Of course, eventually someone took notice to the dwindling amount of teeth she had. Her father, concerned, asked her what happened. Had someone hit her? Had she fallen?

But Alex would just shake her head and smile, which now had a few gaps. "They fell out," she answered. Her father wasn't completely satisfied. What father would be? But for now he decided he'd let it slide.

It went on like this, for awhile. Eventually the subject would cause Alex to grow angry, yelling at her parents and storming up to her room. She never acted like this before. As I said earlier, she was generally happy and very hard to upset. Her parents decided that if she didn't get better on her own soon, they would need to seek treatment for her.

They hesitated long enough for her to only have eight teeth left. So, her parents barged into her room and demanded to know what was going on.

Alexandra confessed everything to her mother. The poor woman experienced every detail of Alexandra's self-harm, every twist of her fingers as her nails raked along her gums. Her father, having heard that Alexandra apparently had kept her own teeth in a drawer somewhere, rifled through Alex's various cabinets.

He found... God, excuse me. He found two necklaces made of Alexandra's own teeth.

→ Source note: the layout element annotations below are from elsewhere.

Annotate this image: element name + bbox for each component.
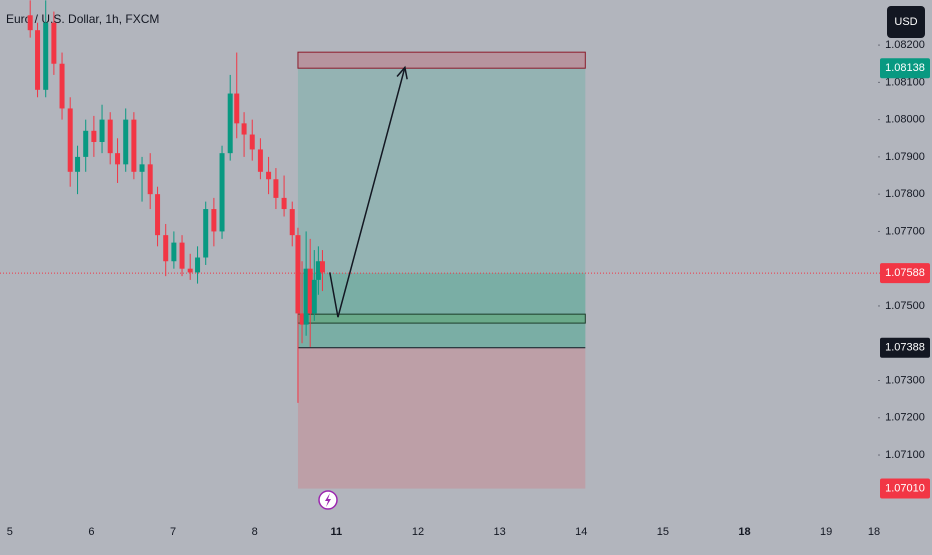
candle-body [195,257,201,273]
target-price-label-bg [880,58,930,79]
entry-box [297,313,586,324]
candle-body [75,156,81,172]
y-tick-label: 1.08200 [885,39,925,51]
entry-price-label-bg [880,337,930,358]
x-tick-label: 18 [868,526,880,538]
candle-body [123,119,129,165]
open-profit-zone [297,273,586,348]
candle-body [299,313,305,325]
candle-body [187,268,193,273]
candle-body [303,268,309,325]
candle-body [35,30,41,90]
candle-body [281,197,287,210]
candle-body [51,22,57,64]
y-tick-label: 1.08100 [885,76,925,88]
stop-price-label-bg [880,478,930,499]
y-tick-label: 1.07700 [885,225,925,237]
chart-title: Euro / U.S. Dollar, 1h, FXCM [6,12,159,26]
x-tick-label: 5 [7,526,13,538]
candle-body [131,119,137,172]
candle-body [311,279,317,314]
candle-body [163,235,169,262]
candle-body [319,261,325,273]
y-tick-label: 1.07900 [885,151,925,163]
candle-body [115,153,121,165]
candle-body [227,93,233,154]
candle-body [315,261,321,280]
last-price-label-bg [880,263,930,284]
candle-body [211,209,217,232]
candle-body [203,209,209,258]
loss-zone [297,347,586,489]
candle-body [289,209,295,236]
candle-body [171,242,177,262]
x-tick-label: 6 [88,526,94,538]
candle-body [266,171,272,180]
x-tick-label: 15 [657,526,669,538]
candle-body [273,179,279,198]
y-tick-label: 1.07200 [885,412,925,424]
candle-body [249,134,255,150]
candle-body [234,93,240,124]
candle-body [179,242,185,269]
candle-body [67,108,73,172]
x-tick-label: 14 [575,526,587,538]
y-tick-label: 1.07100 [885,449,925,461]
y-tick-label: 1.08000 [885,114,925,126]
candle-body [147,164,153,195]
candle-body [43,22,49,90]
alert-icon[interactable] [318,490,338,510]
candle-body [27,15,33,31]
entry-price-label: 1.07388 [885,342,925,354]
currency-button-bg[interactable] [887,6,925,38]
arrow-head [396,65,408,80]
candle-body [219,153,225,232]
x-tick-label: 19 [820,526,832,538]
candle-body [307,268,313,314]
alert-bolt[interactable] [325,493,331,507]
y-tick-label: 1.07300 [885,374,925,386]
target-price-label: 1.08138 [885,62,925,74]
candle-body [241,123,247,135]
x-tick-label: 7 [170,526,176,538]
candle-body [295,235,301,314]
y-tick-label: 1.07500 [885,300,925,312]
x-tick-label: 11 [331,526,343,538]
x-tick-label: 8 [252,526,258,538]
currency-button[interactable]: USD [887,6,925,38]
candle-body [139,164,145,172]
candle-body [155,194,161,236]
arrow [329,67,406,318]
candle-body [59,63,65,109]
candle-body [107,119,113,154]
x-tick-label: 13 [493,526,505,538]
plot-layer [0,0,880,489]
last-price-label: 1.07588 [885,267,925,279]
candle-body [99,119,105,142]
candle-body [83,130,89,157]
x-tick-label: 12 [412,526,424,538]
x-tick-label: 18 [738,526,750,538]
candle-body [257,149,263,172]
candle-body [91,130,97,142]
y-tick-label: 1.07800 [885,188,925,200]
stop-price-label: 1.07010 [885,482,925,494]
currency-label[interactable]: USD [894,16,917,28]
target-box [297,51,586,69]
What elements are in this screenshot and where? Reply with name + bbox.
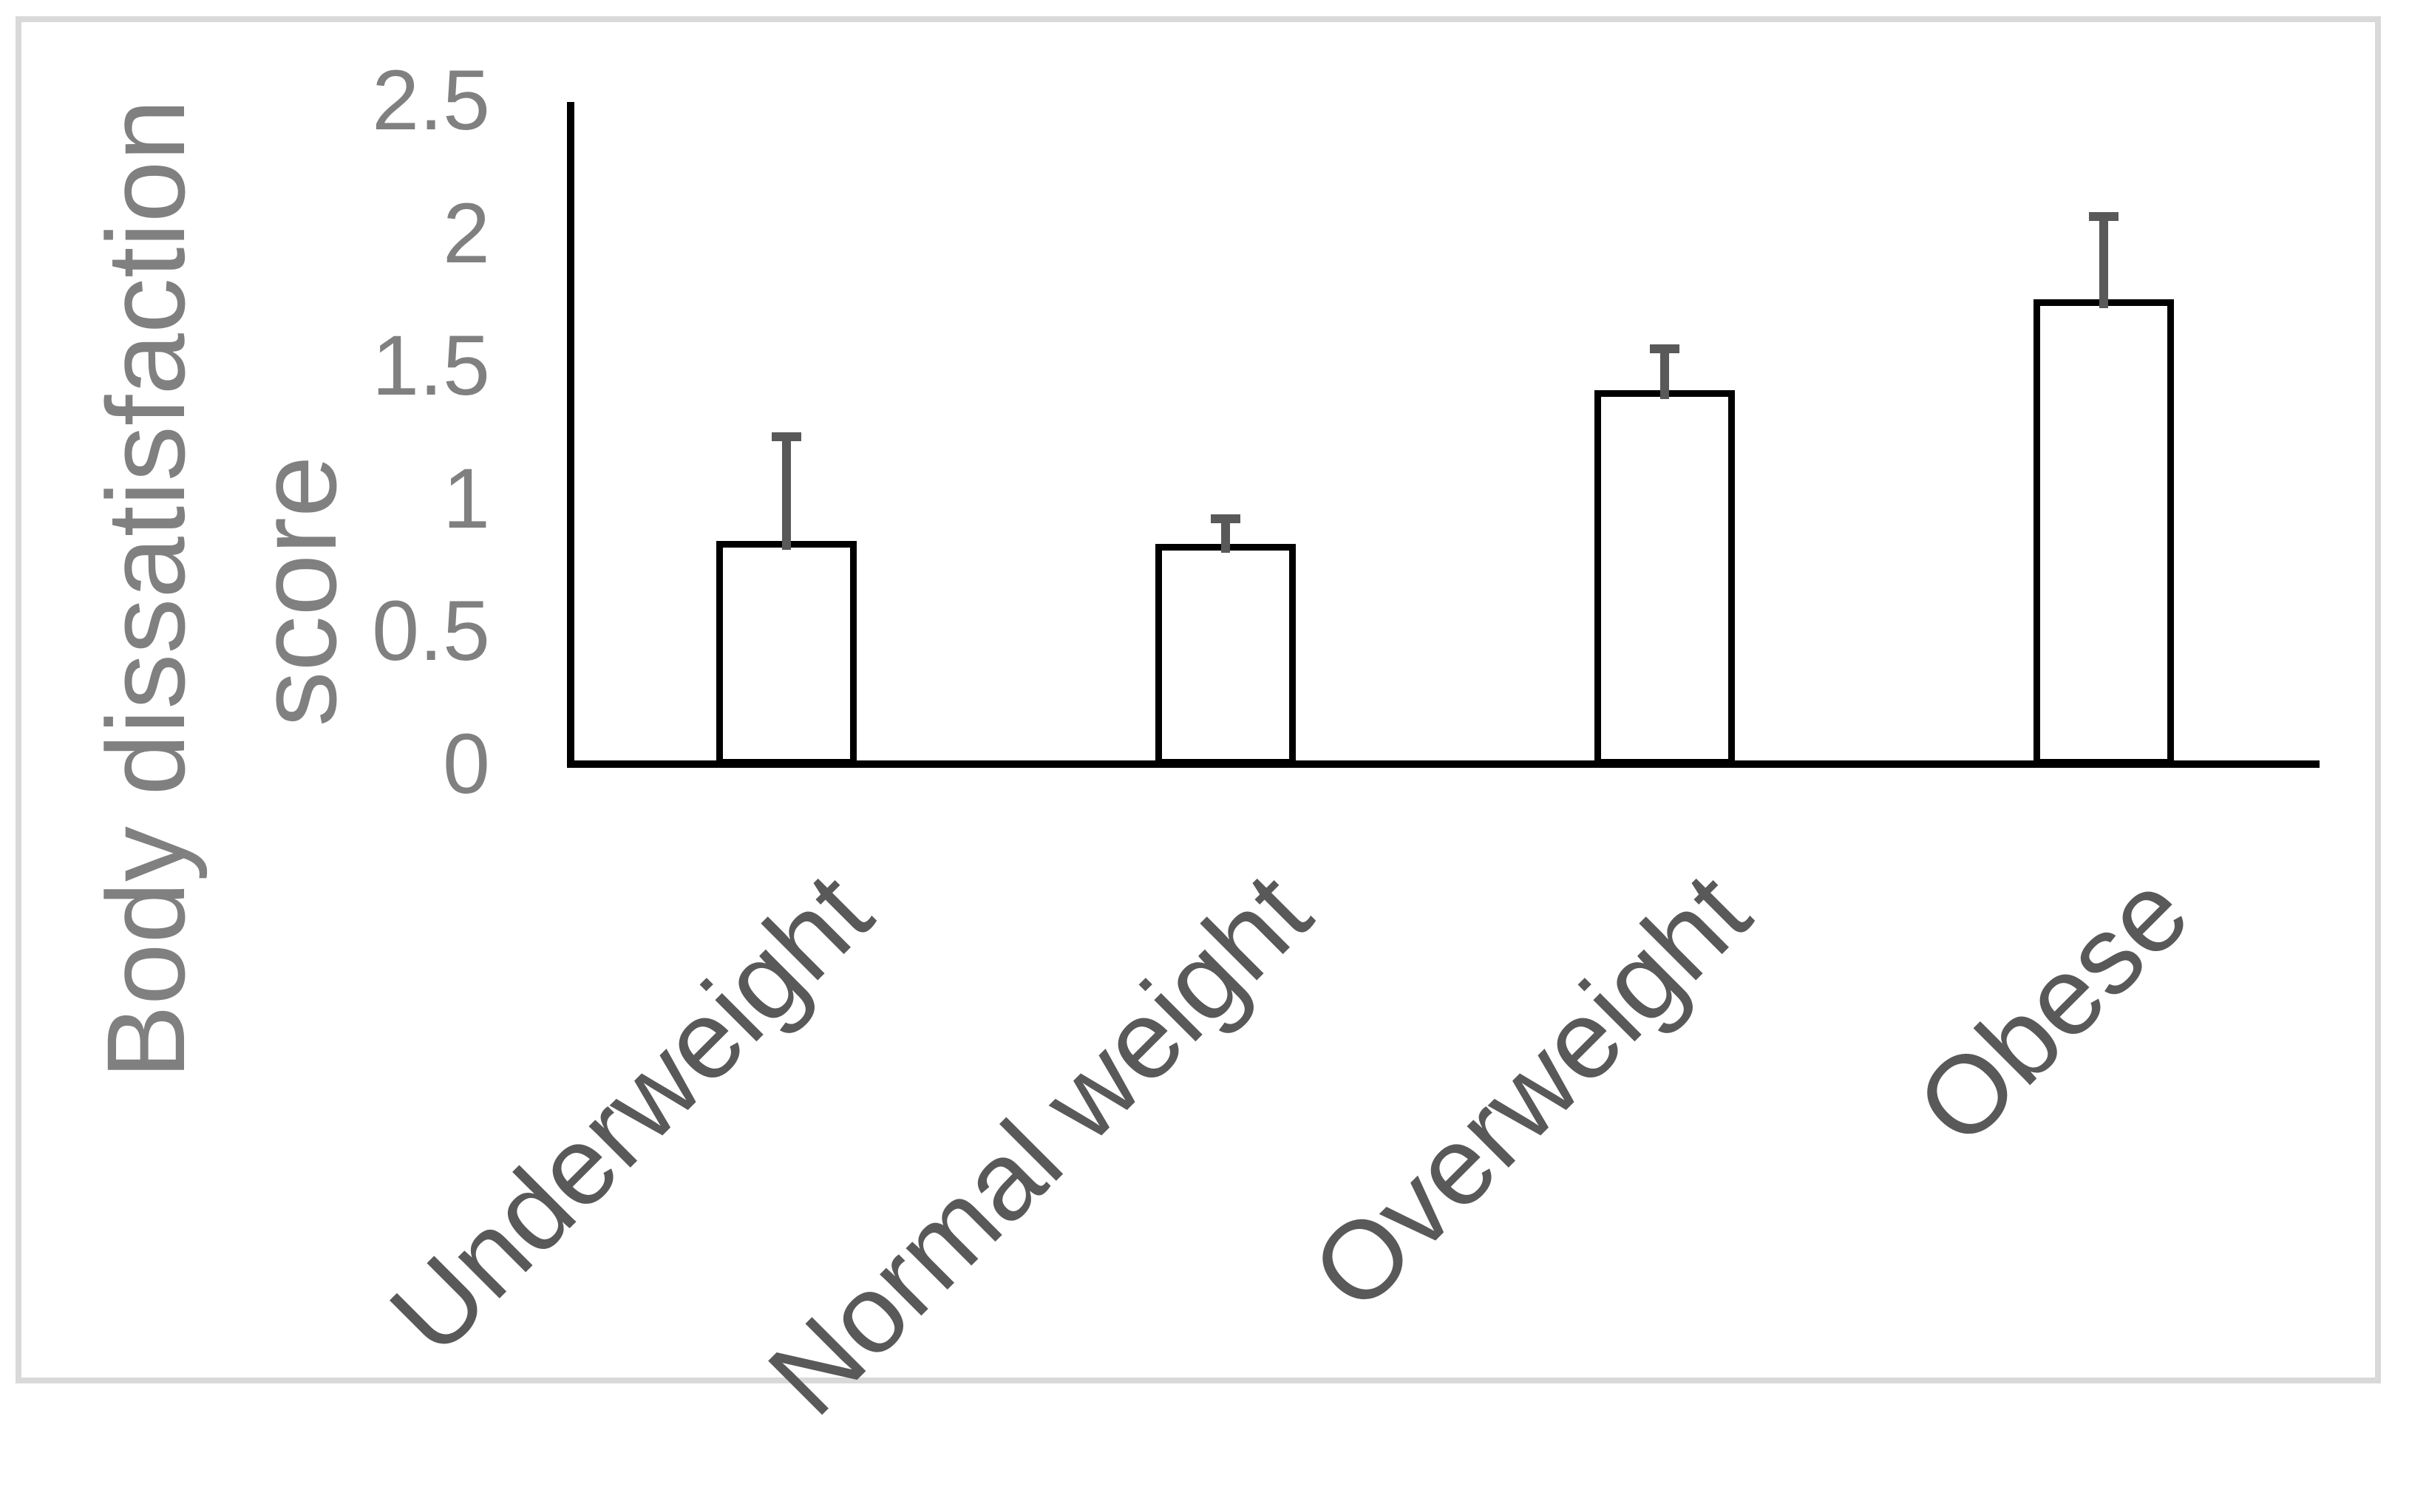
error-bar-cap xyxy=(2089,211,2119,221)
y-axis-line xyxy=(567,102,574,768)
chart-outer-frame xyxy=(16,16,2381,1383)
chart-canvas: Body dissatisfaction score 0 0.5 1 1.5 2 2.5 … xyxy=(16,16,2381,1438)
error-bar-cap xyxy=(1211,514,1240,524)
bar-underweight xyxy=(716,541,857,766)
error-bar-line xyxy=(1221,522,1230,553)
bar-normal-weight xyxy=(1155,543,1296,766)
bar-overweight xyxy=(1594,389,1735,766)
x-axis-line xyxy=(567,760,2320,768)
error-bar-line xyxy=(782,440,791,551)
y-tick-label: 1.5 xyxy=(372,319,490,414)
error-bar-line xyxy=(2099,219,2108,309)
y-tick-label: 2.5 xyxy=(372,53,490,148)
y-axis-title-line-1: Body dissatisfaction xyxy=(84,99,208,1079)
error-bar-cap xyxy=(1650,344,1679,354)
y-tick-label: 2 xyxy=(443,185,490,281)
error-bar-cap xyxy=(772,432,801,441)
bar-obese xyxy=(2033,299,2174,766)
y-tick-label: 0 xyxy=(443,717,490,811)
y-tick-label: 0.5 xyxy=(372,584,490,679)
y-tick-label: 1 xyxy=(443,451,490,546)
error-bar-line xyxy=(1660,352,1669,399)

The young girl was admitted into a hospital for both physical and psychological treatment. After therapy from experts, she managed to break the grotesque habit for a few weeks. But one night, after what was supposed to be a normal checkup, Alex's nurse hurdled herself out of the room, screaming. A doctor approached her, asking what was wrong. The nurse, after a few minutes, stuttered out a response.

Other staff that had gone into the room in the meantime confirmed her story.

Alexandra had been holding her own eye in her hand.

Imagine that. Just... take a second. Walking into a room only to see a fucking insane, masochistic teenager that had just ripped her own eye out of its socket. Imagine the blood seeping from the now vacant hole as she just smiles at you. Imagine the blood from her eye rolling over her lips and into her mouth, because she hardly has any teeth to hold it out.

And she swallows, then smiles again. The only thing she had to say for herself was, "It fell out."

Eventually, Alex's other eye "fell out" too.

But she wasn't holding it. It sat on a what was once a restrained surgical bed in Alex's room.

She'd become incredibly irritable and aggressive after her first eye had come out, so the doctors had decided to try and gather evidence of what exactly was wrong from her brain. The leather straps meant to hold her down during the surgery had been shredded, the eye left as the only evidence of where she'd gone. There was no trail to follow.

The story became quite popular in the area, especially after the necklaces made of teeth went mysteriously missing from Alex's house. She was deemed Smiley. A fitting name, as it couldn't quite be said that she was human anymore. Her mind... Sleepy sickness had done something to it.

In the area she lived in, there are numerous stories of kids wandering out at night. Sometimes they would see smiles peeking out at them from the brush, off in the distance. The teeth gleamed, but no eyes joined them. Eventually the smile would leave, accompanied by the faint sound of rattling bones.

We can't exactly say if those stories are true, though. Nobody exactly knows the wherabouts of Alexandra Fillmore. By this time, she'd presumably be dead, but new stories about the entity known as Smiley still crop up.

Additionally, there have been a few cases of sleepy sickness in recent years.